By Joe Haberzetle, JD, LLM and Bob Heller, JD, LLM
In recent years the Washington Board of Tax Appeals has developed a reputation as a difficult venue for taxpayers to achieve positive results, particularly with respect to excise tax and property tax exemption issues. However, the Board’s recent decision in St. Andrews Building Corporation v. Department of Revenue1 is a solid win for the taxpayer and may create opportunities for other Washington not-for-profit organizations to claim the public meeting hall property tax exemption.
Washington law states that in order to be eligible for the public meeting hall exemption, the property at issue must be “used exclusively for public gatherings” and “available to all organizations or persons.”
[For purposes of these provisions, “public gathering” is defined as “any social function that the general public could, if invited, attend.” For example, a wedding, reception, funeral, or meeting of an organization that is open to nonmembers would qualify as a public gathering for purposes of this exemption.]
However, the regulation on point, WAC 458-16-300 (“Rule 300”), provides that the “exclusive use” requirement will not disqualify entities that schedule regular meetings at their facilities, so long as the following two requirements are met: (1) the owner must not use the property more than 25% of the useable time; and (2) the facility must be used an equal or greater number of times for public gatherings than the number of times it is used by the owner for gatherings not open to the general public. The regulation also states that property used more than 50% of the time by a nonprofit organization, association or corporation that allows only members to attend its activities will not qualify for exemption.
The Case and Resulting Decision
In St. Andrews, the taxpayer was a nonprofit corporation that owned the meeting hall used by a local Masons’ lodge. It filed a timely application with the Washington Department of Revenue’s Property Tax Division for the public meeting hall exemption, but the Department denied the exemption. The Department’s rejection of the application was apparently based on its conclusion that the lodge was used primarily by the Masons for private meetings, and was not generally available to the public as the exemption requires.
Since the term “usable time” is not defined in the relevant statute or in Rule 300, the Board considered the usable time of the lodge to be 8 AM to 11 PM, 365 days a year. Thus, it calculated the total usable time of the facility as 5,475 hours per year, meaning the owner’s use of the facility for 85 five-hour functions per year kept it well below the 25% threshold.
In applying the “public gatherings” test, the Board compared the number of private lodge meetings and building board meetings (21) to public lodge events and public events held by affiliated organizations (64), and concluded that the taxpayer met this test as well.
The Board emphasized that this test looks “not at the owner’s percentage of the facility’s total useable time, but at the number of times the owner uses the facility for private meetings relative to the total number of times the facility is used for public gatherings.”
The Board also held that the property at issue was not used more than 50% of the time by a nonprofit organization, association or corporation that allows only members to attend its activities. In applying this test, the Board clarified that “time” as used here means “useable time,” so only the use of a public meeting hall property for greater than 50% of its total useable time by a members-only organization would lead to disqualification under this provision.
Furthermore, the Board stated that this test applies not to the use by the owner (which is limited to 25% of the useable time in any case), but to use by any other nonprofit entity. If more than one non-owner uses the property, this test is applied individually to each such entity; their use is not aggregated.
Finally, the use of the facility by an organization that holds at least some public events would not trigger this provision – it is only if all of its events at the facility are restricted to its own members that use by a third-party organization would trigger this exclusion.
Given the Board’s generally permissive interpretation of the relevant statute and regulation, the public meeting hall exemption could benefit some not-for-profit organizations located within the state that have previously relied on property tax exemptions with stricter usage limitations.
For example, the exhibition spaces used by many performing arts organizations could potentially qualify for the public meeting hall exemption under the Board’s interpretation, even in situations that might disqualify the same exhibition spaces from the exemption specifically directed towards performing arts spaces.
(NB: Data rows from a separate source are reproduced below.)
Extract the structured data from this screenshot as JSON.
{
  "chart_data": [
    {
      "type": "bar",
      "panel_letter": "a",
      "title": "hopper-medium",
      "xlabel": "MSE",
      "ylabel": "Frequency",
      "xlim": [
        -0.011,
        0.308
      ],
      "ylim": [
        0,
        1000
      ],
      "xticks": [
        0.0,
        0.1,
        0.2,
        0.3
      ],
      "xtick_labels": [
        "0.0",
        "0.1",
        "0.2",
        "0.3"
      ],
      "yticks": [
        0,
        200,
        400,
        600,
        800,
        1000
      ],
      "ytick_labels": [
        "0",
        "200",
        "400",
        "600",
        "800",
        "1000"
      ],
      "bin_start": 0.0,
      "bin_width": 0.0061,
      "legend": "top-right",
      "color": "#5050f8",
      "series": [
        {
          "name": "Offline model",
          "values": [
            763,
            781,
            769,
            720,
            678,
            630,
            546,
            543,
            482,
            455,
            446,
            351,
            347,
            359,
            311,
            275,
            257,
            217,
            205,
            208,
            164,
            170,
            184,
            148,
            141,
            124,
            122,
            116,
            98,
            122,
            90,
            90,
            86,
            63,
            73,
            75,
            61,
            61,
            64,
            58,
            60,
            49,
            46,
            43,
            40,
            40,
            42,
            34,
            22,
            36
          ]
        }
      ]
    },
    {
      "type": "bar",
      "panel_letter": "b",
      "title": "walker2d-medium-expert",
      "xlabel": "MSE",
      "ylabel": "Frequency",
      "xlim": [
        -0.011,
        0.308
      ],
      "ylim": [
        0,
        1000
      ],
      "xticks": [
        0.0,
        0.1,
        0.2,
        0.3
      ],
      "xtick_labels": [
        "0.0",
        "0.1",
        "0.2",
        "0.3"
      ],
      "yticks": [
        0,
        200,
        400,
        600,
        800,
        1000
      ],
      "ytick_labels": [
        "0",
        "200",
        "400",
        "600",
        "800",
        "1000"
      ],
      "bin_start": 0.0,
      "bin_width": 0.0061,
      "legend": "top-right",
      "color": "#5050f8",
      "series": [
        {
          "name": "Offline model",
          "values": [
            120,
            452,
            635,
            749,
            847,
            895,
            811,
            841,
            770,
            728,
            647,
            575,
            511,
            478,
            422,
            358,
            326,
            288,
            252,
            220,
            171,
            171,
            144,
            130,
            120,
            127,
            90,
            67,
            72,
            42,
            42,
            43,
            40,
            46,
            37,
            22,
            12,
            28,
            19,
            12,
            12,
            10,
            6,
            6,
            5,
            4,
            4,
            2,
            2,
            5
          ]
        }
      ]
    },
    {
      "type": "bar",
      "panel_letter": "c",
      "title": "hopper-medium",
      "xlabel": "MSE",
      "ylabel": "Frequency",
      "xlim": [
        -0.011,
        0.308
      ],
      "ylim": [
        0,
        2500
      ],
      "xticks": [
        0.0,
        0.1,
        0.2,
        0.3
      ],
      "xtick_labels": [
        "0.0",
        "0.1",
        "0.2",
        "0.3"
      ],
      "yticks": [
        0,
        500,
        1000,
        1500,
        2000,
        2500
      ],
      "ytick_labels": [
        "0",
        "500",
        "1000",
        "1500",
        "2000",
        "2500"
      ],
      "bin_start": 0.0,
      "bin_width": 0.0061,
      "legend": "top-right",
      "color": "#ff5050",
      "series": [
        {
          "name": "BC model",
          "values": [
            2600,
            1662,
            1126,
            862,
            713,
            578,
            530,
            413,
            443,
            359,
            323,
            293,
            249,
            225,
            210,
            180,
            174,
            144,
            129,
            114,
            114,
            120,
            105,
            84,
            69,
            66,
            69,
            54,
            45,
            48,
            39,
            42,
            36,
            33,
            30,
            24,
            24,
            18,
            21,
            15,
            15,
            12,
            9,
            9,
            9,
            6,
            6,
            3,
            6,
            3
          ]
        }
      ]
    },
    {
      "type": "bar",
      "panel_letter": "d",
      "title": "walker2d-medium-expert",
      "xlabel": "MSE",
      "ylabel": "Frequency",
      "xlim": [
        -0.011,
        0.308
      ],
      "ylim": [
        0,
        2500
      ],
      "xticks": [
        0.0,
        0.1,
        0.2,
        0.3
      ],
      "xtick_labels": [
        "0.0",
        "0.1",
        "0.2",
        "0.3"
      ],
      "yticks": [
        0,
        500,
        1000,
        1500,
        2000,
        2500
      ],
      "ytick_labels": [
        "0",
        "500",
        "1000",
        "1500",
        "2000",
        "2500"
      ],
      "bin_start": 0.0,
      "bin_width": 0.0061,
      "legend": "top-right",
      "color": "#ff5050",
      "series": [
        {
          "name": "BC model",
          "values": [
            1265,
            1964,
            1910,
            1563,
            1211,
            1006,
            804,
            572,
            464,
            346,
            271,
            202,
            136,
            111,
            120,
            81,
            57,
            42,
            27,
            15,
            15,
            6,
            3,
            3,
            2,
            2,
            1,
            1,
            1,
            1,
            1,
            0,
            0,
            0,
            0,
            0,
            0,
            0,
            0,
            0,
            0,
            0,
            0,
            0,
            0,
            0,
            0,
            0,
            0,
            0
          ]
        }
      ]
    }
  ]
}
Another takeaway from the St. Andrews decision is the Board’s willingness to interpret both the exemption statute and the Department’s interpreting regulation in a manner beneficial to the organization claiming exemption.
As most other Washington property tax exemptions available to nonprofits contain similar usage limitations, St. Andrews may provide valuable ammunition should the Department attempt to disqualify other organizations’ property on the basis of these usage rules. Although it is too early to tell if St. Andrews signals a fundamental shift in the Board’s interpretation of these exemptions, it is at the very least a promising sign that it was willing to issue a thoughtful, well-reasoned decision on the facts presented to it.
1 Washington Board of Tax Appeals Docket Nos. 81959 through 81962 (March 13, 2013).